Nyotaimori, also known as “body sushi”, is a form of food play where sushi or sashimi is served on and eaten from the typically naked female body. The equivalent practice on a male body is called Nantaimori.
History of Nyotaimori
The origin of nyotaimori is ambiguous at best, for there is a notable lack of primary sources on the subject.
Food play in Japan can be traced back to Edo period (1603-1867) with the practice of wakamezake, an act that involves drinking sake from a woman’s pubic region. It was at this time that nyotaimori may have become popular as well, when Geisha houses would host samurai warriors who celebrated their victories by enjoying nyotaimori feasts. Others claim it finds its roots with the Yakuza, the Japanese mafia, who showed off the extravagance of their power and wealth by reducing human bodies to decorative art pieces.
In the latter half of the 20th century, eroticized images of nyotaimori were used in tourism advertisements that targeted male customers traveling alone to the hot spring regions of Japan. The practice was later adopted by other industries as a novel or extravagant addition to an event. In the West, it has become especially popular for events such as bachelor parties.
The model lies still and horizontal on their back, mostly or completely nude.
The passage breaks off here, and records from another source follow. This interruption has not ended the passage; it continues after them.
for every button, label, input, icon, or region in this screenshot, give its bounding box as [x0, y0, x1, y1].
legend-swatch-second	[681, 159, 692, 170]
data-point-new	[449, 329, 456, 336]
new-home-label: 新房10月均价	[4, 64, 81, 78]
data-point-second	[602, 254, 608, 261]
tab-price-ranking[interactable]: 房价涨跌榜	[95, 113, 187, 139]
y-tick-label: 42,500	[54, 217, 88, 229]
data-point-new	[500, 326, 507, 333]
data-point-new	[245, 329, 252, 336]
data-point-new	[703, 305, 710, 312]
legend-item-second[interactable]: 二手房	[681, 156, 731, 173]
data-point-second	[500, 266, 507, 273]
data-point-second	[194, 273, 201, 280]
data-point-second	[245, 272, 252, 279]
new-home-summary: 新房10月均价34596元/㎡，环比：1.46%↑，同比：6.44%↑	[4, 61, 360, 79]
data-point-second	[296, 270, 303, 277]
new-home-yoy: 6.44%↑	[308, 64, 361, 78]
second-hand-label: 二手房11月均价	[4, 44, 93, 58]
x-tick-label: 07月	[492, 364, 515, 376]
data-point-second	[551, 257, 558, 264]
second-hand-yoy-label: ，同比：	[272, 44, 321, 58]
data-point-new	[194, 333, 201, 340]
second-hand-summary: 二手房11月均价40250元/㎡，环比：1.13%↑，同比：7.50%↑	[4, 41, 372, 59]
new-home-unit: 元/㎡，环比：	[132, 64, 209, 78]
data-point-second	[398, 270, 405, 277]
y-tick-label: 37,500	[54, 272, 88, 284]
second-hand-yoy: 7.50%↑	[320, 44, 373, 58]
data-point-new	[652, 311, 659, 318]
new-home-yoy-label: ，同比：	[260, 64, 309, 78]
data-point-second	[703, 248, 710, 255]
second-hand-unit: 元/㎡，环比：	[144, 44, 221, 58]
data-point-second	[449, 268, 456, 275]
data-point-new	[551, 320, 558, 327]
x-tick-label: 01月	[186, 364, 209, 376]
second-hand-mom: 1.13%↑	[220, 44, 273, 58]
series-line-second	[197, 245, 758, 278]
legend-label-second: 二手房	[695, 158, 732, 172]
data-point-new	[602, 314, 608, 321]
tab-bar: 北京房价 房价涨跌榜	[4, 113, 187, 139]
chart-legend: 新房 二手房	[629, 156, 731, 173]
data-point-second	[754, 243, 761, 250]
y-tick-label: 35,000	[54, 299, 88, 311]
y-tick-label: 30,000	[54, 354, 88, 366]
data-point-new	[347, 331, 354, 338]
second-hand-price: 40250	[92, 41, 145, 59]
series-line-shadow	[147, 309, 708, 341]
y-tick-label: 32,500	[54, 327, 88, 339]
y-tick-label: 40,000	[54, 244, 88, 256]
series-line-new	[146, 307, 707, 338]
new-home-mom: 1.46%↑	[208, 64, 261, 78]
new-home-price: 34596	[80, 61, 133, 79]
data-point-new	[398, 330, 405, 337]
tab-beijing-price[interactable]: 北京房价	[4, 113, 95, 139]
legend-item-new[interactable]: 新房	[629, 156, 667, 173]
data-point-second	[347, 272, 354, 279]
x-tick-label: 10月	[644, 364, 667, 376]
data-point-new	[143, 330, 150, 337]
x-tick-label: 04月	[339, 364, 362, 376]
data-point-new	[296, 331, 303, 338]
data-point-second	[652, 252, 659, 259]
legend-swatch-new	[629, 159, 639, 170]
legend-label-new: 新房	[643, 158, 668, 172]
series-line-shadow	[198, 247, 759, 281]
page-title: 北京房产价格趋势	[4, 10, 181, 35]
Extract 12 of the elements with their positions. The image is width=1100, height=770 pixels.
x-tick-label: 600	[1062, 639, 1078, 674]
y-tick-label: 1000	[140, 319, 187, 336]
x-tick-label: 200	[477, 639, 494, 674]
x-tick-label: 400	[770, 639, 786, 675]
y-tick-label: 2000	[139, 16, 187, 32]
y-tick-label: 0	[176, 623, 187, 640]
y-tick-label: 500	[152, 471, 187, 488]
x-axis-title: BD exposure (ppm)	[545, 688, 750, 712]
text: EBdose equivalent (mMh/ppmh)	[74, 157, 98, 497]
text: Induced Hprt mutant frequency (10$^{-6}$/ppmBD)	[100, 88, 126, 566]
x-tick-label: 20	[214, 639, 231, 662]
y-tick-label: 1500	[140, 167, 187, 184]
The sushi pieces may be arranged on leaves, which are placed on flatter areas of the model’s body where the pieces are less likely to roll off.
To comply with health and food safety regulations, a protective layer of plastic or other material may be placed between the skin of the model and the food to be consumed. The model remains quiet and stoic throughout the event and they do not engage with the guests. They are meant to play the role of a plate or a dish, not entertain the guests present.
Guests typically use chopsticks to remove pieces of sushi from the mode, though some places may permit their guests to use their hands. The model is to be respected and guests are discouraged from talking to or interacting with them.
While there is an erotic element to the art of nyotaimori, it is typically not a sexual experience and touching the model beyond collecting the pieces of food is generally not allowed. However, some establishments are less strict and permit some more gratuitous touching of the model.
Trends and Controversy
Nyotaimori may have ties that can be traced back to Japan, but it is not widely practiced in Japan today. It gained international notoriety around the turn of the 21st century, though its reception has varied from mere balking to outright banning. Many have deemed the practice as one that objectifies and degrades the model, and some countries have outlawed it on the grounds of public health as well as moral concerns.